Sonntag, 26. Juli 2015

nasse füsse sind nicht schlimm

ich hatte mir am samstag die volle dröhnung gegeben. zuerst openair bei barock am main, danach openair beim rockfestival. wahrlich eine durchwachsene mischung, jetzt brauchte ich das gegenprogramm: wald und ruhe.


wüstems ist ein kleines örtchen im taunus und drum herum hatte jemand eine serie mit geocaches gelegt. genau das richtige für einen ruhigen sonntag. ich lud das mountainbike ins auto und machte mich auf den weg. eine menge motorrad- und sonntagsfahrer waren unterwegs und ich war froh, als ich endlich stille um mich hatte.


zunächst hatte ich gedacht, die caches wären entlang gut zu fahrender wege versteckt, aber da hatte ich mich gründlich getäuscht. zunächst einmal musste ich durch dichtes unterholz schlüpfen, um schließlich an einem alten überwachsenen weg zu landen, von dem aus die dosen dann gut zu erreichen waren.


nach dem drittem cacheversteck, das ich auf diese weise querfeldein erreichte, hatte ich es dann endlich kapiert: jetzt folgte ich nur noch den kleinen, unscheinbaren pfaden. hier würde ich also nicht nur meine cachestatistik verbessern können, sondern sogar noch die heimat kennenlernen.


eine der dosen musste ich auslassen. sie baumelte mitten in einem rohrdurchlass, durch das der bach plätscherte. zwar hatte ich mir längst nasse füsse geholt, aber hier müsste ich noch dazu ins rohr kriechen. das abenteuer wollte ich mir für einen tag aufheben, bei dem ich wasserfestere klamotten dabei hätte. ich nahm die nächste dose in angriff, die mich zu einer felsformation führte. ich genoß den ausblick von der erhöhten warte aus.

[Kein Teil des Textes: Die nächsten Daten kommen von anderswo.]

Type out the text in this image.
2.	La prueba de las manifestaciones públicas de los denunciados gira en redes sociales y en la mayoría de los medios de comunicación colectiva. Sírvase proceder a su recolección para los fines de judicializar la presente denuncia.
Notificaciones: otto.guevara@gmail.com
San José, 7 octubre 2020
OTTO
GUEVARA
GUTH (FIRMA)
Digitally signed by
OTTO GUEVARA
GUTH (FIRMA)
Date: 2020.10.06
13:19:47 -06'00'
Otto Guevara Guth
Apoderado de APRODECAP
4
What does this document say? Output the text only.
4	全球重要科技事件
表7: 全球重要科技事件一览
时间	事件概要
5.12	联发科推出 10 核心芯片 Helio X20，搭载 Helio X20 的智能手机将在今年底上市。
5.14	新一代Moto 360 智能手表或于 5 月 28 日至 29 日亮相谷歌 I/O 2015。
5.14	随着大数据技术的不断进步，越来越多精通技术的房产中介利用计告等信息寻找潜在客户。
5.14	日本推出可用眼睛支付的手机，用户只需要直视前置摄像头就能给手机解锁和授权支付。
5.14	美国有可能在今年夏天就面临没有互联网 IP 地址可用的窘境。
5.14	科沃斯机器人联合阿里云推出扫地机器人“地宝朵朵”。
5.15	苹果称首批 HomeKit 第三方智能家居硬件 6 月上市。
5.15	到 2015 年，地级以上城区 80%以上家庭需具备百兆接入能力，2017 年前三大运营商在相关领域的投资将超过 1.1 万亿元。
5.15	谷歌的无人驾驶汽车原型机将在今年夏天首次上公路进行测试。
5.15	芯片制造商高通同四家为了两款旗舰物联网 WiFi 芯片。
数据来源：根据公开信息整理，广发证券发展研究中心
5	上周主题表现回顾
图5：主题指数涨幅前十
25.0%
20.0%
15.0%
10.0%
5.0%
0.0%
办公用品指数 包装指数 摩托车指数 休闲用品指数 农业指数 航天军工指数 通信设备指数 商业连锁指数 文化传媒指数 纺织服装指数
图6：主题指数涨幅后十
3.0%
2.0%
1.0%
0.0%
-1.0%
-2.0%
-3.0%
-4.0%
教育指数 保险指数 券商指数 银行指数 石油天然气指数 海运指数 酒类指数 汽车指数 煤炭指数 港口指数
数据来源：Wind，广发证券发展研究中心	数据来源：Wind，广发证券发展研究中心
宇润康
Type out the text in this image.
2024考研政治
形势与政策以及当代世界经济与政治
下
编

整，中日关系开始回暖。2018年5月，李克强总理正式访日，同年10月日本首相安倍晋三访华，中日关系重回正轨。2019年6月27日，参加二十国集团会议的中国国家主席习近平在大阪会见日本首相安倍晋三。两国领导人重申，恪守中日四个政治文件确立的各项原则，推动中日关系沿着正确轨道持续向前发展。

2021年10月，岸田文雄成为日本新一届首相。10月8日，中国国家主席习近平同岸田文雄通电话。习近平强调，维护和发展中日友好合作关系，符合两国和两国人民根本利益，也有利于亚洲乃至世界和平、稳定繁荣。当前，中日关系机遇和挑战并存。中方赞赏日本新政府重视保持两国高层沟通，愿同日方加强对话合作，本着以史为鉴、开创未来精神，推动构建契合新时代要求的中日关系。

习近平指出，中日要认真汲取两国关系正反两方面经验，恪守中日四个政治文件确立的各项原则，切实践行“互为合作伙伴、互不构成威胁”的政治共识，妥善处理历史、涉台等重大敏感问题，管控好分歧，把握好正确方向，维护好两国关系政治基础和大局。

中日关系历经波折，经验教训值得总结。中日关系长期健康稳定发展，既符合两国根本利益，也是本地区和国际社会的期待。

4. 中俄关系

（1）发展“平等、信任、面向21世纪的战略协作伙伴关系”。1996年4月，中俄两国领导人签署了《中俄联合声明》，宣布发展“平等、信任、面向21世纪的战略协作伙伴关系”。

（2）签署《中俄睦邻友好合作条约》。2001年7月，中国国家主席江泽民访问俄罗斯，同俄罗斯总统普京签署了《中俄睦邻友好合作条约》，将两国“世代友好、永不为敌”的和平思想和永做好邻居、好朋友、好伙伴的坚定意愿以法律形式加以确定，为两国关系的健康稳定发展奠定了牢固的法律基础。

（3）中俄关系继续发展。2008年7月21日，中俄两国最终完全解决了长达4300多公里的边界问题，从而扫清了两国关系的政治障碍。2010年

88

bis jetzt hatte ich die direkte begegnung mit anderen waldbesuchern vermeiden können, ich genoß die ruhe auf meiner tour, während auf der nahegelegenen straße motorräder röhrten.


langsam war ich hungrig und müde geworden und ich beschloss, die runde abzukürzen und zum auto zurückzukehren. bis dorthin hatte ich auf dem gps-gerät ohnehin noch weitere drei dosen vermerkt. die nächste lag direkt unter einer brücke, die den bach querte. da meine füsse von der rohrinspektion bereits nass waren, konnte ich sie ohne großes gezappel bergen.

ich nutzte den schönen platz, um dem mustang eine kleine erfrischung zu gönnen.


statt dem breiten, gut begangenen weg zu folgen, bog ich wieder in den kleinen, überwachsenen pfad ein. die buchen bildeten beinahe einen tunnel und ich hielt, um das wunderschöne grüne licht mit der kamera einzufangen. es gelang nicht wirklich. gerade verstaute ich die kamera wieder in ihrem etui, als mein blick auf den boden fiel. hier war etwas merkwürdig.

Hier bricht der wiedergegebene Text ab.